ÜNİVERSİTELERDE İYİLİK DÖNGÜSÜ
Çalışmalar sadece bir köy okuluna giden malzemelerden oluşmuyor aynı zamanda hem sosyal medyada hem de basında yer alıyor ve bu da iyiliğin hızla geniş kitlelere ulaşmasını sağlıyor hem de kartopu etkisiyle… Bazen bir öğrenci tek başına çalışmalara geliyor ertesi gün yanında bir arkadaşını daha getiriyor ya da bir köy okulu öğretmeni bizi tanıyor ve komşu köyde görev yapan arkadaşına bizden bahsediyor. Kocaman bir kartopuna dönüşüyor bu emekler… Elbette şunu da ifade etmek gerek; çalışmalar çoğalan sayılarla orantılı olarak çokça çeşitleniyor; “Uçurtma ve Yüz Boyama Şenliği”, “Benim Dünyam VR ÇOMÜ” ile sanal anıtkabir turları, “Hediyem Gelsin” etkinliği ile köy okullarındaki miniklerin ve “ÇOMÜ Butik” ile kendi öğrencilerimizin ihtiyaçlarının karşılanması, “Sofralarımız Bir” etkinliği ile her Ramazan ayında şehrimizdeki ihtiyaç sahibi ailelere erzak desteği verilmesi gibi farklı çatılarda faaliyet gösteriliyor.
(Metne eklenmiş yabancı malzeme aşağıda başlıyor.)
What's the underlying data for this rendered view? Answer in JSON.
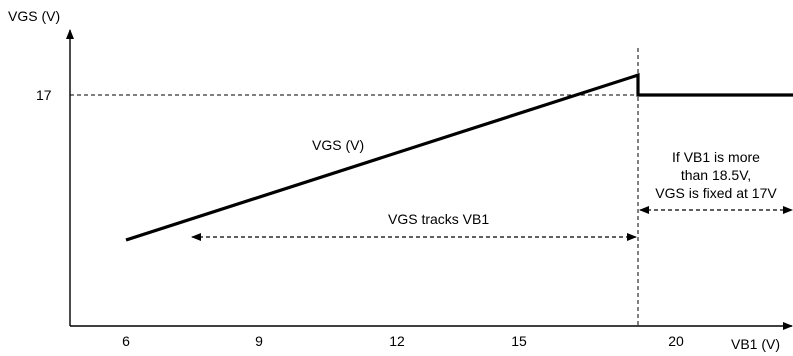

Bizimle çalışan öğrenci sayımız her gün artıyor, mezunlarımız gittikleri şehirlerde kendi iyilik döngülerini kuruyorlar. Aslında çalışmaların en teşvik edici gücü de bu sanırım.
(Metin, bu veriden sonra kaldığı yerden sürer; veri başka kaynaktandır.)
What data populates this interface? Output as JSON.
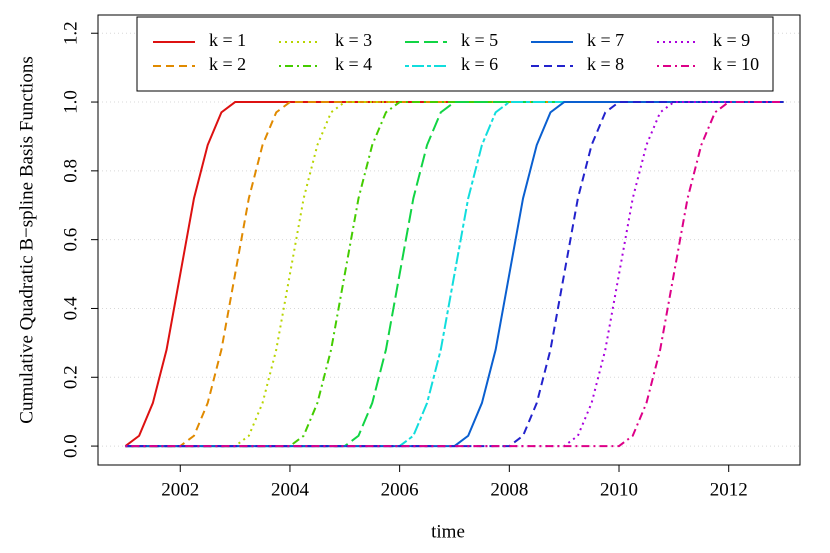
{
  "chart_data": {
    "type": "line",
    "xlabel": "time",
    "ylabel": "Cumulative Quadratic B−spline Basis Functions",
    "x": [
      2001,
      2001.25,
      2001.5,
      2001.75,
      2002,
      2002.25,
      2002.5,
      2002.75,
      2003,
      2003.25,
      2003.5,
      2003.75,
      2004,
      2004.25,
      2004.5,
      2004.75,
      2005,
      2005.25,
      2005.5,
      2005.75,
      2006,
      2006.25,
      2006.5,
      2006.75,
      2007,
      2007.25,
      2007.5,
      2007.75,
      2008,
      2008.25,
      2008.5,
      2008.75,
      2009,
      2009.25,
      2009.5,
      2009.75,
      2010,
      2010.25,
      2010.5,
      2010.75,
      2011,
      2011.25,
      2011.5,
      2011.75,
      2012,
      2012.25,
      2012.5,
      2012.75,
      2013
    ],
    "series": [
      {
        "name": "k = 1",
        "color": "#dd1111",
        "linestyle": "solid",
        "values": [
          0,
          0.03,
          0.125,
          0.28,
          0.5,
          0.72,
          0.875,
          0.97,
          1,
          1,
          1,
          1,
          1,
          1,
          1,
          1,
          1,
          1,
          1,
          1,
          1,
          1,
          1,
          1,
          1,
          1,
          1,
          1,
          1,
          1,
          1,
          1,
          1,
          1,
          1,
          1,
          1,
          1,
          1,
          1,
          1,
          1,
          1,
          1,
          1,
          1,
          1,
          1,
          1
        ]
      },
      {
        "name": "k = 2",
        "color": "#e08a00",
        "linestyle": "dashed",
        "values": [
          0,
          0,
          0,
          0,
          0,
          0.03,
          0.125,
          0.28,
          0.5,
          0.72,
          0.875,
          0.97,
          1,
          1,
          1,
          1,
          1,
          1,
          1,
          1,
          1,
          1,
          1,
          1,
          1,
          1,
          1,
          1,
          1,
          1,
          1,
          1,
          1,
          1,
          1,
          1,
          1,
          1,
          1,
          1,
          1,
          1,
          1,
          1,
          1,
          1,
          1,
          1,
          1
        ]
      },
      {
        "name": "k = 3",
        "color": "#b8d400",
        "linestyle": "dotted",
        "values": [
          0,
          0,
          0,
          0,
          0,
          0,
          0,
          0,
          0,
          0.03,
          0.125,
          0.28,
          0.5,
          0.72,
          0.875,
          0.97,
          1,
          1,
          1,
          1,
          1,
          1,
          1,
          1,
          1,
          1,
          1,
          1,
          1,
          1,
          1,
          1,
          1,
          1,
          1,
          1,
          1,
          1,
          1,
          1,
          1,
          1,
          1,
          1,
          1,
          1,
          1,
          1,
          1
        ]
      },
      {
        "name": "k = 4",
        "color": "#44cc00",
        "linestyle": "dotdash",
        "values": [
          0,
          0,
          0,
          0,
          0,
          0,
          0,
          0,
          0,
          0,
          0,
          0,
          0,
          0.03,
          0.125,
          0.28,
          0.5,
          0.72,
          0.875,
          0.97,
          1,
          1,
          1,
          1,
          1,
          1,
          1,
          1,
          1,
          1,
          1,
          1,
          1,
          1,
          1,
          1,
          1,
          1,
          1,
          1,
          1,
          1,
          1,
          1,
          1,
          1,
          1,
          1,
          1
        ]
      },
      {
        "name": "k = 5",
        "color": "#11d444",
        "linestyle": "longdash",
        "values": [
          0,
          0,
          0,
          0,
          0,
          0,
          0,
          0,
          0,
          0,
          0,
          0,
          0,
          0,
          0,
          0,
          0,
          0.03,
          0.125,
          0.28,
          0.5,
          0.72,
          0.875,
          0.97,
          1,
          1,
          1,
          1,
          1,
          1,
          1,
          1,
          1,
          1,
          1,
          1,
          1,
          1,
          1,
          1,
          1,
          1,
          1,
          1,
          1,
          1,
          1,
          1,
          1
        ]
      },
      {
        "name": "k = 6",
        "color": "#11dddd",
        "linestyle": "twodash",
        "values": [
          0,
          0,
          0,
          0,
          0,
          0,
          0,
          0,
          0,
          0,
          0,
          0,
          0,
          0,
          0,
          0,
          0,
          0,
          0,
          0,
          0,
          0.03,
          0.125,
          0.28,
          0.5,
          0.72,
          0.875,
          0.97,
          1,
          1,
          1,
          1,
          1,
          1,
          1,
          1,
          1,
          1,
          1,
          1,
          1,
          1,
          1,
          1,
          1,
          1,
          1,
          1,
          1
        ]
      },
      {
        "name": "k = 7",
        "color": "#0a5fd0",
        "linestyle": "solid",
        "values": [
          0,
          0,
          0,
          0,
          0,
          0,
          0,
          0,
          0,
          0,
          0,
          0,
          0,
          0,
          0,
          0,
          0,
          0,
          0,
          0,
          0,
          0,
          0,
          0,
          0,
          0.03,
          0.125,
          0.28,
          0.5,
          0.72,
          0.875,
          0.97,
          1,
          1,
          1,
          1,
          1,
          1,
          1,
          1,
          1,
          1,
          1,
          1,
          1,
          1,
          1,
          1,
          1
        ]
      },
      {
        "name": "k = 8",
        "color": "#2222cc",
        "linestyle": "dashed",
        "values": [
          0,
          0,
          0,
          0,
          0,
          0,
          0,
          0,
          0,
          0,
          0,
          0,
          0,
          0,
          0,
          0,
          0,
          0,
          0,
          0,
          0,
          0,
          0,
          0,
          0,
          0,
          0,
          0,
          0,
          0.03,
          0.125,
          0.28,
          0.5,
          0.72,
          0.875,
          0.97,
          1,
          1,
          1,
          1,
          1,
          1,
          1,
          1,
          1,
          1,
          1,
          1,
          1
        ]
      },
      {
        "name": "k = 9",
        "color": "#aa00dd",
        "linestyle": "dotted",
        "values": [
          0,
          0,
          0,
          0,
          0,
          0,
          0,
          0,
          0,
          0,
          0,
          0,
          0,
          0,
          0,
          0,
          0,
          0,
          0,
          0,
          0,
          0,
          0,
          0,
          0,
          0,
          0,
          0,
          0,
          0,
          0,
          0,
          0,
          0.03,
          0.125,
          0.28,
          0.5,
          0.72,
          0.875,
          0.97,
          1,
          1,
          1,
          1,
          1,
          1,
          1,
          1,
          1
        ]
      },
      {
        "name": "k = 10",
        "color": "#dd0088",
        "linestyle": "dotdash",
        "values": [
          0,
          0,
          0,
          0,
          0,
          0,
          0,
          0,
          0,
          0,
          0,
          0,
          0,
          0,
          0,
          0,
          0,
          0,
          0,
          0,
          0,
          0,
          0,
          0,
          0,
          0,
          0,
          0,
          0,
          0,
          0,
          0,
          0,
          0,
          0,
          0,
          0,
          0.03,
          0.125,
          0.28,
          0.5,
          0.72,
          0.875,
          0.97,
          1,
          1,
          1,
          1,
          1
        ]
      }
    ],
    "xlim": [
      2000.5,
      2013.3
    ],
    "ylim": [
      -0.055,
      1.253
    ],
    "xticks": [
      2002,
      2004,
      2006,
      2008,
      2010,
      2012
    ],
    "yticks": [
      {
        "value": 0,
        "label": "0.0"
      },
      {
        "value": 0.2,
        "label": "0.2"
      },
      {
        "value": 0.4,
        "label": "0.4"
      },
      {
        "value": 0.6,
        "label": "0.6"
      },
      {
        "value": 0.8,
        "label": "0.8"
      },
      {
        "value": 1,
        "label": "1.0"
      },
      {
        "value": 1.2,
        "label": "1.2"
      }
    ],
    "grid": true,
    "legend": "top"
  }
}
DOÇ. DR. HİCRAN ÖZLEM ILGIN KİMDİR?
Doç. Dr. Hicran Özlem Ilgın lisans eğitimini Gazi Üniversitesi İletişim Fakültesi Halkla İlişkiler ve Tanıtım Bölümünde tamamlamıştır. İstanbul Kültür Üniversitesi İletişim Sanatları Bölümünde Yüksek Lisansını Ilgın, 2018’de İstanbul Aydın Üniversitesi Sosyal Bilimler Enstitüsü, Halkla İlişkiler ve Tanıtım Anabilim dalından Doktor Unvanı almıştır. Halkla İlişkilerin Yöntem ve Araçları ve Halkla İlişkiler Uygulamaları alanında çalışmalarını sürdüren Ilgın, 2011-2019 yılları arasında Tekirdağ Namık Kemal Üniversitesinde Öğretim Görevlisi olarak görev yapmış ardından, Çanakkale Onsekiz Mart Üniversitesi’ne atanmıştır. Ilgın’ın, halkla ilişkiler, sosyal sorumluluk ve dijital iletişim konularında ulusal ve uluslararası dergilerde makaleleri ve kitap bölümleri bulunmaktadır. Sosyal sorumluluk alanında aktif olarak öğrencileriyle farklı çalışmalar yürüten Ilgın, evli ve iki çocuk annesidir.